Harry sintió que todo su cuerpo se incendiaba cuando sus ojos hambrientos tropezaron con la escena en la que el joven, de rodillas, en una postura que parecía de adoración, chupaba ansiosamente la polla al mayor. Le pareció sentir las manos del hombre de pelo oscuro, que se mantenía de pie, arrogante, altivo, mientras animaba a su compañero a engullir entero su poderoso miembro viril, sujetándole la cabeza, agarrándolo por el pelo y moviendo su pelvis vigorosamente contra su boca.

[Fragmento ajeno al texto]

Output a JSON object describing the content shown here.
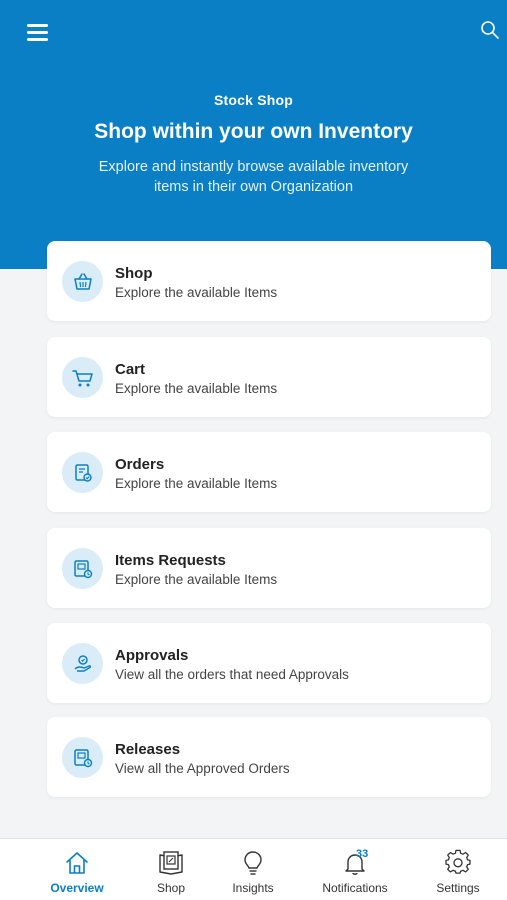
{
  "header": {
    "eyebrow": "Stock Shop",
    "title": "Shop within your own Inventory",
    "subtitle": "Explore and instantly browse available inventory items in their own  Organization",
    "menu_icon": "hamburger-menu-icon",
    "search_icon": "search-icon"
  },
  "colors": {
    "brand": "#0a7fc6",
    "icon_bg": "#d9ecf8",
    "background": "#f3f4f6"
  },
  "cards": [
    {
      "title": "Shop",
      "description": "Explore the available Items",
      "icon": "basket-icon"
    },
    {
      "title": "Cart",
      "description": "Explore the available Items",
      "icon": "cart-icon"
    },
    {
      "title": "Orders",
      "description": "Explore the available Items",
      "icon": "orders-icon"
    },
    {
      "title": "Items Requests",
      "description": "Explore the available Items",
      "icon": "item-request-icon"
    },
    {
      "title": "Approvals",
      "description": "View all the orders that need Approvals",
      "icon": "approval-icon"
    },
    {
      "title": "Releases",
      "description": "View all the Approved Orders",
      "icon": "release-icon"
    }
  ],
  "tabbar": {
    "tabs": [
      {
        "label": "Overview",
        "icon": "home-icon",
        "active": true
      },
      {
        "label": "Shop",
        "icon": "shop-book-icon"
      },
      {
        "label": "Insights",
        "icon": "lightbulb-icon"
      },
      {
        "label": "Notifications",
        "icon": "bell-icon",
        "badge": "33"
      },
      {
        "label": "Settings",
        "icon": "gear-icon"
      }
    ]
  }
}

Un salvaje latigazo de excitación lo sobrecogió cuando sus dedos sudorosos tocaron la página en la que, con claridad obscena, se veía cómo el hombre mayor penetraba al joven. Harry vio aquella verga entrar y salir enérgicamente y, repentinamente, fue como si la trastienda estuviera en llamas. Tuvo que quitarse la sudadera, asfixiado de calor.
En algún rincón de su mente, había sabido que eso era lo que hacían, pero aquella constatación gráfica, cruda y escabrosa, lo inflamó ardientemente. Toda la sangre de su cuerpo fluyó como un torrente desbocado hacia su entrepierna, obligándolo a desabrocharse el pantalón para no explotar. Acalorado y jadeando, como si acabara de atrapar una snitch, se apoyó en la pared.
Incapaz de absorber más estímulos eróticos, cerró la revista y esperó a que le bajara aquel fuego que sentía en la piel para salir de su escondite. Aún a sabiendas de que era más que probable que no engañara a George, le compró la revista con la acaramelada parejita heterosexual y se largó a toda prisa para desaparecer en cuanto puso los pies en el Callejón Diagón.